The Design District presents “a very rare opportunity where you can buy an entire downtown and curate it the way you would a brand new mall,” he said.
MDDA, which owns about 70% of the Design District north of downtown, is transforming a 10-square-block area into an upscale retail, culinary and cultural destination. The company is a partnership between developer Craig Robins, one of the pioneers in remaking South Beach, and L Real Estate, a private-equity fund in which luxury powerhouse LVMH Moët Hennessy Louis Vuitton SA is a minority investor.

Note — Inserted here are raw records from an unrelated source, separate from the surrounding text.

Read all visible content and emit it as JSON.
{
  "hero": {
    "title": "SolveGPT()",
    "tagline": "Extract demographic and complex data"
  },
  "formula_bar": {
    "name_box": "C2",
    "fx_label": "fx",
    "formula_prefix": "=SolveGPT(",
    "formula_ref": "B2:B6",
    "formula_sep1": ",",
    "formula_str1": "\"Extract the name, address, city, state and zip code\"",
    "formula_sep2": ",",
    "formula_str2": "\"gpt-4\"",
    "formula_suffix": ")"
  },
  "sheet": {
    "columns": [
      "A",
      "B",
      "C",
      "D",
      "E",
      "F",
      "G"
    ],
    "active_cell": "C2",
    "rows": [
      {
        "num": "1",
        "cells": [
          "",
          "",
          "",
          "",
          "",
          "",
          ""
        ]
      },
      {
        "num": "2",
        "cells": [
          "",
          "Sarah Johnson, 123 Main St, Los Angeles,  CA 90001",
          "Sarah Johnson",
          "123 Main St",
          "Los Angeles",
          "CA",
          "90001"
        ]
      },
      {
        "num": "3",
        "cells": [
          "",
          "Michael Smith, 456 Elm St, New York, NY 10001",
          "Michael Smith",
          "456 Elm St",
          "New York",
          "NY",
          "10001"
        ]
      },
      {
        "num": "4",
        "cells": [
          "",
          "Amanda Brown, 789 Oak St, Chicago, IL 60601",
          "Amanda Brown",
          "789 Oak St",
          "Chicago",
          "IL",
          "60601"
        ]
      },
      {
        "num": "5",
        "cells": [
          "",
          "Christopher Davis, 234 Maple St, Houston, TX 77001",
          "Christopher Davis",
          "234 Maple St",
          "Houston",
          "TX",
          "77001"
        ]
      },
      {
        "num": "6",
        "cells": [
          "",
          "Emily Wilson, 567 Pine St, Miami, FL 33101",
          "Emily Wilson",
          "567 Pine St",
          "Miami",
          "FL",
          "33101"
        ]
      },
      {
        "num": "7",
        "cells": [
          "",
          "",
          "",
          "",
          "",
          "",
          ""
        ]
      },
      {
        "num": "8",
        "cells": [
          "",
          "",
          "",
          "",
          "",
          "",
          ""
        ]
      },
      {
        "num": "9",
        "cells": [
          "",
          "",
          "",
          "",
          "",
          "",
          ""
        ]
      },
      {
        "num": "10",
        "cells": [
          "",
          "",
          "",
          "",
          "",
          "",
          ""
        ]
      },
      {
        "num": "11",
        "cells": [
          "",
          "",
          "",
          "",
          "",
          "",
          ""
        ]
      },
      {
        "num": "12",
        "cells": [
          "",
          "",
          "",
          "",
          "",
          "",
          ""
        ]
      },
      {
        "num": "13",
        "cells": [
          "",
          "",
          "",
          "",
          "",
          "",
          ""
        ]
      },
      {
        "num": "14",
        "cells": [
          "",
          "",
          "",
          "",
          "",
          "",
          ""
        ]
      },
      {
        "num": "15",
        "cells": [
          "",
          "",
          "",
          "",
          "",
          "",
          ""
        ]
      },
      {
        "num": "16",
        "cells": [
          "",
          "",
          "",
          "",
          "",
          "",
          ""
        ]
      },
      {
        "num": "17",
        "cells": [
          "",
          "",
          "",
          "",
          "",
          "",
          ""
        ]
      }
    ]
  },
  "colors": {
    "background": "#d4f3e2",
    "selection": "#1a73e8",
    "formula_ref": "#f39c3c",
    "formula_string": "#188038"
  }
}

Miami’s luxury-retail market has expanded steadily for decades but has picked up in the past two years, fueled by foreign buyers who have snapped up posh condos downtown and an influx of wealthy tourists from Latin America and elsewhere.
A mural in Miami’s Design District, which has become a magnet for art and cuisine. MIAMI DESIGN DISTRICT ASSOCIATES
“Miami is an international market draw now,” said Faith Hope Consolo, chairman of the retail group of Douglas Elliman Real Estate. “When a retailer is expanding, the second place they go after New York now is Miami.”
Mr. Robins and his partners completed construction of 15 buildings in the Design District in June, and brands now are building out their spaces. Between December and May, about 50 of them will unveil new stores, including Louis Vuitton, Cartier and Hermès. In January, the developers will begin the next phase of the project: 20 buildings that will house an additional 60 retailers including Prada, Céline and Dolce & Gabbana.
In all, MDDA will own and operate 1.2 million square feet of space, most of it luxury retail but also a boutique hotel and condos.
The neighborhood has become a magnet for art and cuisine. A new Institute of Contemporary Art is about to debut, joining the de la Cruz Collection Contemporary Art Space. Famed chef Jean-Georges Vongerichten recently signed a lease to open a Miami version of his New York restaurant ABC Kitchen.
In addition, the development will feature plazas with sculptures, large murals on some facades and buildings by the likes of Japanese architect Sou Fujimoto.
Mr. Robins and his partners face competition, though. Bal Harbour Shops, an open-air mall about 10 miles north that is one of the most profitable in the country, is aiming to expand. It has submitted a proposal to city officials to add roughly 300,000 square feet of space to its current 500,000 square feet.
“The biggest driver isn’t so much bringing in new stores as it is making the stores we have bigger,” said Matthew Whitman Lazenby, chief executive of Whitman Family Development and the third generation of the family to run Bal Harbour Shops. He said the shopping center’s layout—with koi ponds, lush landscaping and street-size storefronts—distinguish it from a typical mall.
Meanwhile, the $1.05 billion Brickell City Centre project under construction downtown will include condos, a hotel and an upscale shopping center with 565,000 square feet of retail space. Developer Swire Properties Inc. joined with Whitman Family Development to lease and manage the mall, which will be anchored by a Saks Fifth Avenue.
Swire President Stephen Owens said the development fills a void in the city’s evolving urban core, with its mix of young professionals, banks serving the Latin American market and growing stable of luxury hotels housing well-heeled tourists. He said the project’s retail component differs from a traditional mall because it is linked to a mixed-use project and integrated with the surrounding neighborhood.
Mr. Robins said he and his partners don’t feel threatened. The Design District has “a critical mass of brands,” he said. And “you can walk around and see spectacular art and design.”